FRANKFURT (Reuters) - Opel, the ailing European arm of General Motors (GM.N), took a key step towards returning the brand to long-term profitability, after its supervisory board voted in favor of a midterm business plan that included “massive” investments in its model range.
“The plan approved today paves the way for a strong future for Opel. GM stands behind Opel and supports management and labor,” said GM Vice Chairman Stephen Girsky in a statement on Thursday.
Girksy chairs Opel’s board, which is split up evenly between representatives from GM and elected delegates from the 40,000 odd workers at Opel and its UK sister brand Vauxhall.
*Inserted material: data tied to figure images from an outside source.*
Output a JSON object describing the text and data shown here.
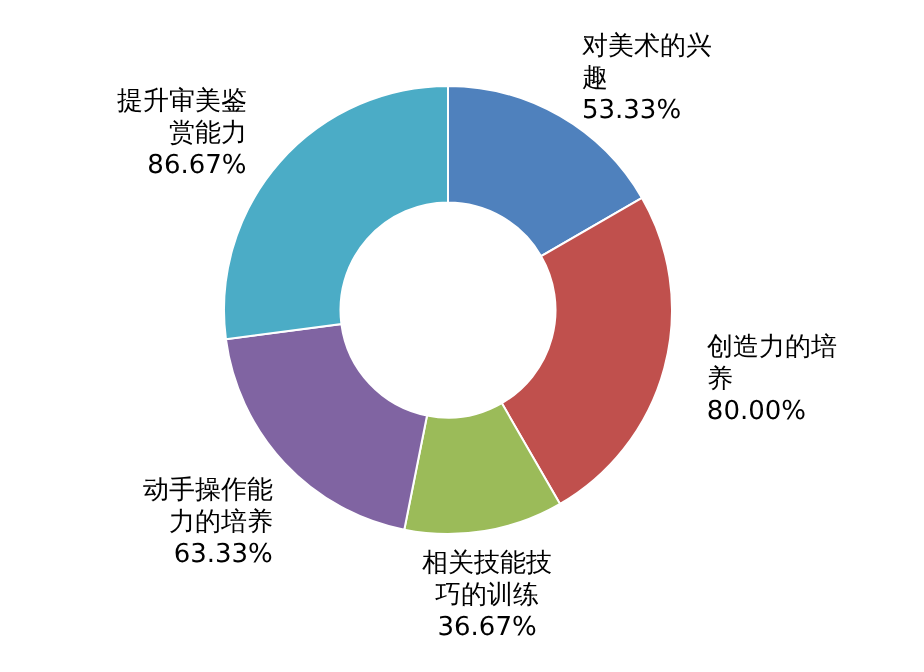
{
  "chart_data": {
    "type": "donut",
    "categories": [
      "对美术的兴趣",
      "创造力的培养",
      "相关技能技巧的训练",
      "动手操作能力的培养",
      "提升审美鉴赏能力"
    ],
    "values": [
      53.33,
      80.0,
      36.67,
      63.33,
      86.67
    ],
    "value_labels": [
      "53.33%",
      "80.00%",
      "36.67%",
      "63.33%",
      "86.67%"
    ],
    "colors": [
      "#4f81bd",
      "#c0504d",
      "#9bbb59",
      "#8064a2",
      "#4bacc6"
    ],
    "legend": false
  }
}
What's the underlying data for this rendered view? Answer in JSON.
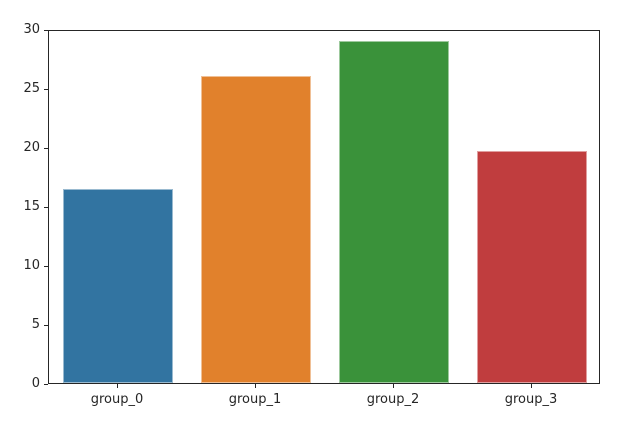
{
  "figure": {
    "background": "#ffffff",
    "spine_color": "#262626",
    "tick_label_color": "#262626"
  },
  "chart_data": {
    "type": "bar",
    "title": "",
    "xlabel": "",
    "ylabel": "",
    "categories": [
      "group_0",
      "group_1",
      "group_2",
      "group_3"
    ],
    "values": [
      16.4,
      26.0,
      29.0,
      19.7
    ],
    "bar_colors": [
      "#3274a1",
      "#e1812c",
      "#3a923a",
      "#c03d3e"
    ],
    "ylim": [
      0,
      30
    ],
    "yticks": [
      0,
      5,
      10,
      15,
      20,
      25,
      30
    ],
    "grid": false,
    "legend": null
  }
}
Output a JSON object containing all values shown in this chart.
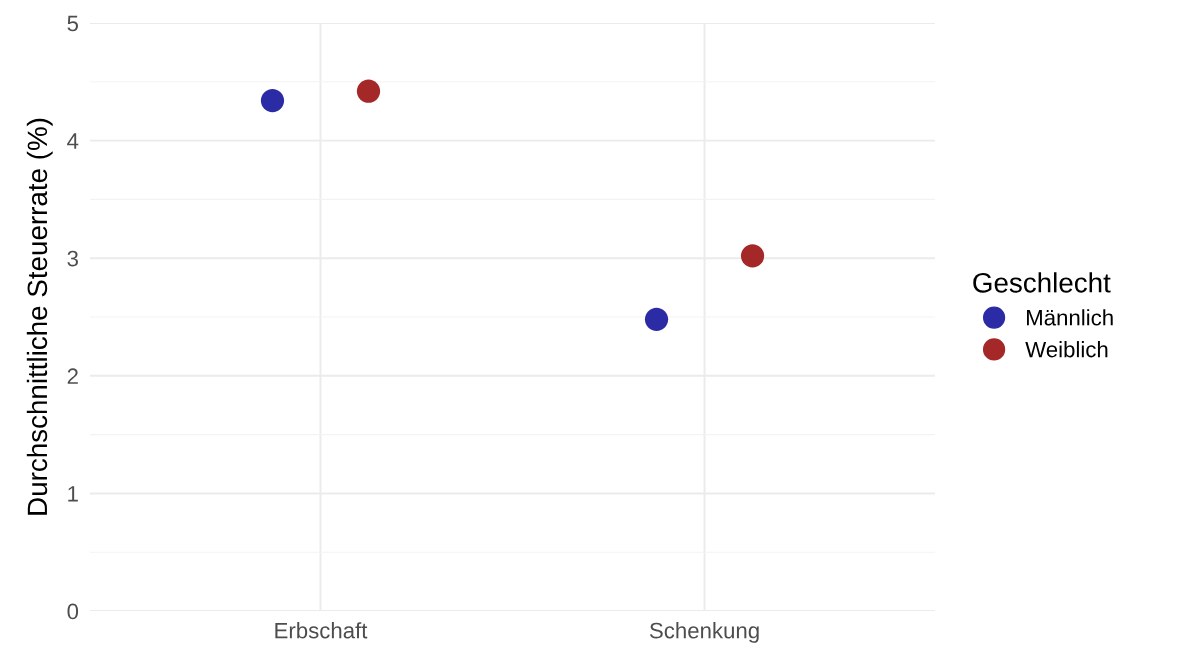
{
  "chart_data": {
    "type": "scatter",
    "ylabel": "Durchschnittliche Steuerrate (%)",
    "legend_title": "Geschlecht",
    "categories": [
      "Erbschaft",
      "Schenkung"
    ],
    "series": [
      {
        "name": "Männlich",
        "color": "#2b2ba6",
        "values": [
          4.34,
          2.48
        ]
      },
      {
        "name": "Weiblich",
        "color": "#a52828",
        "values": [
          4.42,
          3.02
        ]
      }
    ],
    "ylim": [
      0,
      5
    ],
    "yticks": [
      0,
      1,
      2,
      3,
      4,
      5
    ],
    "grid": true,
    "legend": "right",
    "marker": "circle"
  }
}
The business plan for the four years through the end of 2016 entails “massive” investments in the product range, a redesigned brand strategy, an increase in exports, cuts in material, engineering and development costs as well as added savings from its alliance with France’s Peugeot Citroen (PEUP.PA).
No concrete details were provided, nor did Opel say when it expected to return to the black, however. Its underlying operating loss narrowed last year to $747 million from $1.95 billion in 2010.
“The support of GM shows just how important European engineering and the European sites of Opel and Vauxhall are for the group,” said Opel’s top labor leader, Wolfgang Schaefer-Klug.
Dan Akerson, the chief executive of parent GM, wants to stem the constant flow of red ink at Opel by shrinking its fixed-cost base and running each plant at maximum capacity on a three shift basis - something analysts say is only possible if he closes at least one of the six car factories.
Strident union opposition to plant closures have forced Opel to take a two-track approach to its restructuring - putting the plan to a boardroom vote while negotiating separately over staff cuts in Germany that likely would only take effect after the last year of the plan.